Um ponto de convergência entre artistas, galerias e públicos, a SP-Arte Rotas se reinventa para refletir a pulsação do mundo contemporâneo e neste ano conta com cerca de 70 expositores.

Realizada desde 2022 na ARCA, em São Paulo, a feira celebra sua 5ª edição, com projetos das cinco regiões do país e incorpora a proposta de expandir suas fronteiras com participantes da América Latina e da Europa. Neste ano marcam presença no evento galerias do Uruguai (Sur), da Argentina (Isla Flotante, Barro e W), da Colômbia (Casa Zirio) e da Itália (Orma). 

Da capital paulista, estarão presentes grandes nomes como Almeida & Dale, Gomide&Co, Vermelho, Luis Maluf, Luciana Brito, entre outros. As galerias das demais regiões do Brasil incluem Flexa (Rio de Janeiro), Paulo Darzé (Salvador), Marco Zero (Recife), Cerrado (Goiás e DF), Leonardo Leal e Cave (Fortaleza), Lima (São Luís) e Bolsa de Arte (Porto Alegre). Vale lembrar que algumas galerias brasileiras irão apresentar obras de seus artistas latino-americanos representados.  
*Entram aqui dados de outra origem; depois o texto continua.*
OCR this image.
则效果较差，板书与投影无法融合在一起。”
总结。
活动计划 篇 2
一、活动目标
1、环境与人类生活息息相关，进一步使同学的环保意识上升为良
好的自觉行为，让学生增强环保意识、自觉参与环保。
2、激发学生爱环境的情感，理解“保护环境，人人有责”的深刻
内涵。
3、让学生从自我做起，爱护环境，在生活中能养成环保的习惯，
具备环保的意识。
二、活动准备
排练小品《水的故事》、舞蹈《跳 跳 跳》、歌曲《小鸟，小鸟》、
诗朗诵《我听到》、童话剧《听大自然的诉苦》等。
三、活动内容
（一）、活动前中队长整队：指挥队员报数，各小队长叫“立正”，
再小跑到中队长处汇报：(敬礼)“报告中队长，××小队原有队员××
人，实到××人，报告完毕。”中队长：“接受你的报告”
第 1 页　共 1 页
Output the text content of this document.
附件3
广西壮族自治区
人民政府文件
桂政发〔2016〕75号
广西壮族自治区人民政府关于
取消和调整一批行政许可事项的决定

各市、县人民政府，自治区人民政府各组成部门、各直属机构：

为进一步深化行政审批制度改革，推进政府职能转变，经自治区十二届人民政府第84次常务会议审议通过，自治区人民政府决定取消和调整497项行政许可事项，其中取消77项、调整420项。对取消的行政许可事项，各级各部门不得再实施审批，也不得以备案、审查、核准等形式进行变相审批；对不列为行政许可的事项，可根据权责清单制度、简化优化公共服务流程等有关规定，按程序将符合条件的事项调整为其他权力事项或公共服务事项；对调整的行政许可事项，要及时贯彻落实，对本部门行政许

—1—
Estande da galeria Bianca Boeckel, na edição 2025. Divulgação/SP-Arte Rotas

Uma feira de descobertas: nomes em ascensão apresentados pela primeira vez, até obras de mestres consagrados vistos por novas perspectivas integram a feira de negócios na qual as galerias são provocadas a idealizar projetos especificamente para a ocasião. A cada ano é celebrado o encontro entre colecionadores nacionais e internacionais, curadores, artistas, galeristas, pesquisadores e apaixonados por arte e cultura. 

A direção artística fica por conta de Bernardo Mosqueira, curador, escritor e pesquisador brasileiro, que atualmente reside em Nova York e desde 2015 é fundador e diretor artístico do Solar, no Rio de Janeiro. É dele a curadoria do setor Mirante que reúne obras que se destacam por sua escala, relevância histórica, singularidade formal ou potência conceitual. Um campo para pensar as múltiplas relações entre os seres humanos e seus entornos.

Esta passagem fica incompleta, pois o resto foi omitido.